The proof of the pudding
Reform UK have achieved a famous victory in the English local elections - now they have to make it work.
The two leading mainstream political parties, Labour and Conservative, will be licking their wounds but no doubt thanking their lucky stars that this particular contest did not immediately precede a general election. Had that been the case it is very probable that Reform would have benefited from the local election bounce and ended up forming the government. They may yet do so but the four-plus years between now and the latest date the general must be called gives plenty of scope for them to screw up majorly.

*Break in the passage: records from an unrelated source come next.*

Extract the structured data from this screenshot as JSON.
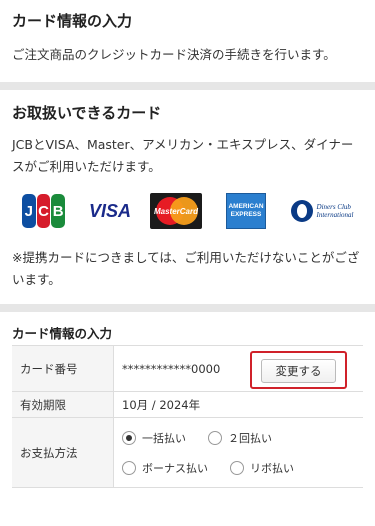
{
  "card_info": {
    "title": "カード情報の入力",
    "description": "ご注文商品のクレジットカード決済の手続きを行います。"
  },
  "accepted_cards": {
    "title": "お取扱いできるカード",
    "description": "JCBとVISA、Master、アメリカン・エキスプレス、ダイナースがご利用いただけます。",
    "logos": {
      "jcb": [
        "J",
        "C",
        "B"
      ],
      "visa": "VISA",
      "mastercard": "MasterCard",
      "amex": [
        "AMERICAN",
        "EXPRESS"
      ],
      "diners": [
        "Diners Club",
        "International"
      ]
    },
    "note": "※提携カードにつきましては、ご利用いただけないことがございます。"
  },
  "form": {
    "title": "カード情報の入力",
    "card_number_label": "カード番号",
    "card_number_value": "************0000",
    "change_button": "変更する",
    "expiry_label": "有効期限",
    "expiry_value": "10月 / 2024年",
    "payment_label": "お支払方法",
    "payment_options": [
      {
        "label": "一括払い",
        "selected": true
      },
      {
        "label": "２回払い",
        "selected": false
      },
      {
        "label": "ボーナス払い",
        "selected": false
      },
      {
        "label": "リボ払い",
        "selected": false
      }
    ]
  },
  "colors": {
    "highlight": "#d0212a",
    "separator": "#e6e6e6"
  }
}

I know from my own four years as a local councillor the difficulty of running a local council, especially against the backdrop of central government funding cuts. It is highly unlikely that the current Labour government will be able to restore the 40% cut to local funding imposed over fourteen years of Tory government, much less increase support. Indeed, the Labour government may not wish to make life easier for Reform-run authorities and thereby improve Reform's chances of general election success on a record of local delivery. This will make it difficult for Reform to have an impact significant enough to persuade their local electors to support their parliamentary candidates in 2029.

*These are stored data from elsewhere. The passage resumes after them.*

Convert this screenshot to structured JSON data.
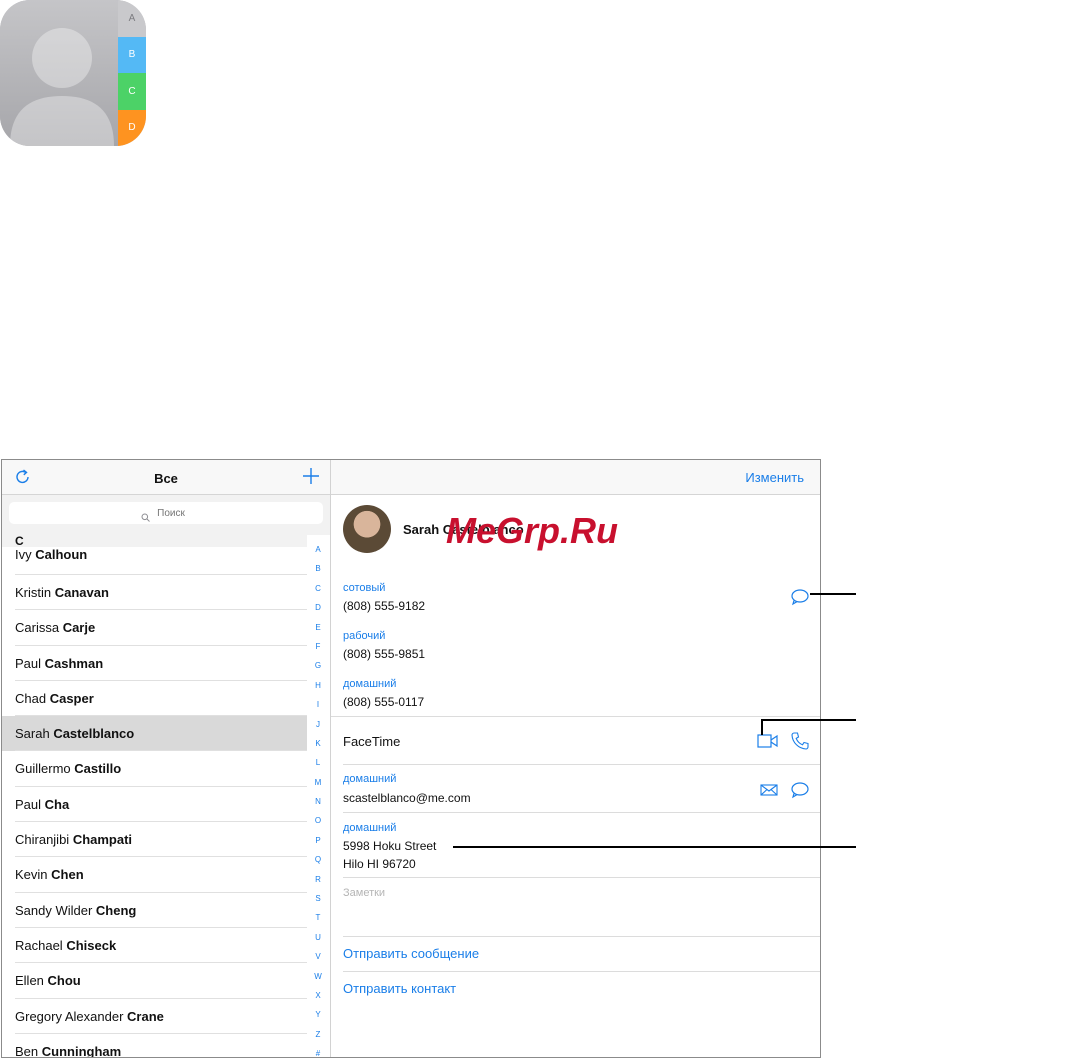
{
  "app_icon": {
    "tabs": [
      "A",
      "B",
      "C",
      "D"
    ]
  },
  "nav": {
    "title": "Все",
    "edit_label": "Изменить"
  },
  "search": {
    "placeholder": "Поиск"
  },
  "list": {
    "section_header": "C",
    "contacts": [
      {
        "first": "Ivy ",
        "last": "Calhoun"
      },
      {
        "first": "Kristin ",
        "last": "Canavan"
      },
      {
        "first": "Carissa ",
        "last": "Carje"
      },
      {
        "first": "Paul ",
        "last": "Cashman"
      },
      {
        "first": "Chad ",
        "last": "Casper"
      },
      {
        "first": "Sarah ",
        "last": "Castelblanco"
      },
      {
        "first": "Guillermo ",
        "last": "Castillo"
      },
      {
        "first": "Paul ",
        "last": "Cha"
      },
      {
        "first": "Chiranjibi ",
        "last": "Champati"
      },
      {
        "first": "Kevin ",
        "last": "Chen"
      },
      {
        "first": "Sandy Wilder ",
        "last": "Cheng"
      },
      {
        "first": "Rachael ",
        "last": "Chiseck"
      },
      {
        "first": "Ellen ",
        "last": "Chou"
      },
      {
        "first": "Gregory Alexander ",
        "last": "Crane"
      },
      {
        "first": "Ben ",
        "last": "Cunningham"
      }
    ],
    "selected_index": 5
  },
  "index_letters": [
    "A",
    "B",
    "C",
    "D",
    "E",
    "F",
    "G",
    "H",
    "I",
    "J",
    "K",
    "L",
    "M",
    "N",
    "O",
    "P",
    "Q",
    "R",
    "S",
    "T",
    "U",
    "V",
    "W",
    "X",
    "Y",
    "Z",
    "#"
  ],
  "detail": {
    "name": "Sarah Castelblanco",
    "phones": [
      {
        "label": "сотовый",
        "value": "(808) 555-9182"
      },
      {
        "label": "рабочий",
        "value": "(808) 555-9851"
      },
      {
        "label": "домашний",
        "value": "(808) 555-0117"
      }
    ],
    "facetime_label": "FaceTime",
    "email": {
      "label": "домашний",
      "value": "scastelblanco@me.com"
    },
    "address": {
      "label": "домашний",
      "line1": "5998 Hoku Street",
      "line2": "Hilo HI 96720"
    },
    "notes_label": "Заметки",
    "send_message": "Отправить сообщение",
    "share_contact": "Отправить контакт"
  },
  "watermark": "MeGrp.Ru",
  "colors": {
    "accent": "#1a7ee8",
    "selected_row": "#d9d9d9"
  }
}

On the contrary, it gives them plenty of time to disappoint. When potholes remain unmended, bins unemptied, fly-tipping piles up and adult and child social care and SEND (Special Educational Needs and Disability) demands remain unmet, while Council Tax bills increase in a forlorn attempt to meet the budgetary shortfall, Reform candidates are liable to experience their own backlash from disillusioned residents. Moving from a protest party to one of responsibility is never an easy transition and now, across swathes of the country, the buck stops with Reform, for whom there is now nowhere to run to, nowhere to hide.

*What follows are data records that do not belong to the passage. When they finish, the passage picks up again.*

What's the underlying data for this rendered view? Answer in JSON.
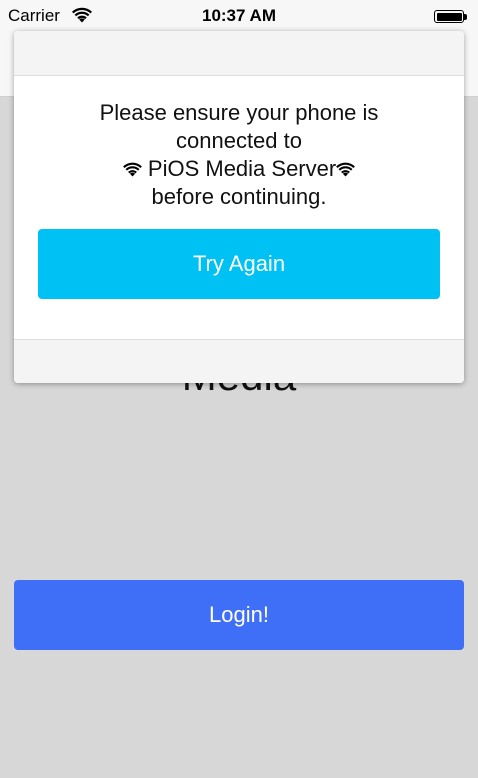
{
  "status_bar": {
    "carrier": "Carrier",
    "time": "10:37 AM",
    "icons": [
      "wifi-icon",
      "battery-icon"
    ]
  },
  "background": {
    "title": "Media",
    "login_label": "Login!",
    "login_color": "#3f6ef7",
    "background_color": "#d7d7d7"
  },
  "modal": {
    "message_line1": "Please ensure your phone is",
    "message_line2": "connected to",
    "network_name": "PiOS Media Server",
    "message_line4": "before continuing.",
    "try_again_label": "Try Again",
    "try_again_color": "#00c1f3",
    "network_icon": "wifi-icon"
  }
}
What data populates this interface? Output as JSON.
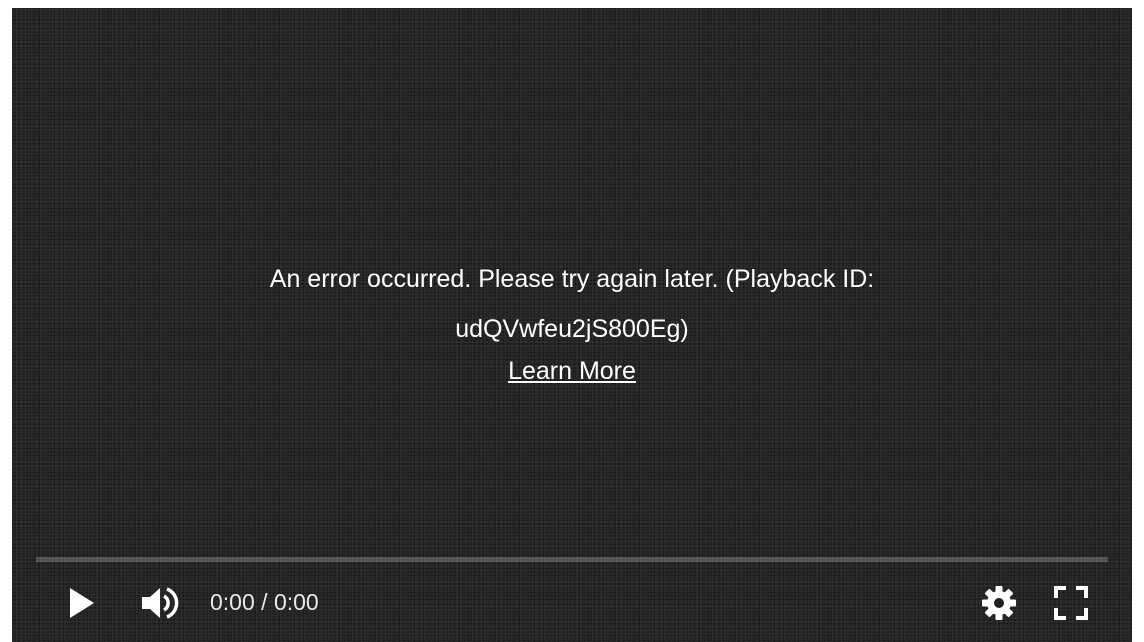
{
  "error": {
    "message": "An error occurred. Please try again later. (Playback ID: udQVwfeu2jS800Eg)",
    "learn_more": "Learn More"
  },
  "controls": {
    "current_time": "0:00",
    "separator": " / ",
    "duration": "0:00",
    "progress": 0,
    "play_icon": "play-icon",
    "volume_icon": "volume-icon",
    "settings_icon": "gear-icon",
    "fullscreen_icon": "fullscreen-icon"
  },
  "colors": {
    "background": "#202020",
    "text": "#ffffff",
    "progress_track": "rgba(255,255,255,0.22)",
    "progress_fill": "#ff0000"
  }
}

As an effectively single-issue party (that issue being regular and irregular migration into the UK) Reform may well flounder when it comes to managing the complexities of local government. This could prove to be their undoing, as it was for the BNP before them, who, having had some electoral success, lost their only London Assembly Member in 2008 and their last councillor in 2018, before fizzling out. Like the BNP, Reform may not survive the reality check of elected responsibility, where rhetoric is tested against practical delivery. Nigel Farage may yet come to regret his party's historic achievement at this point in the electoral cycle.
Be careful what you wish for is always sound advice.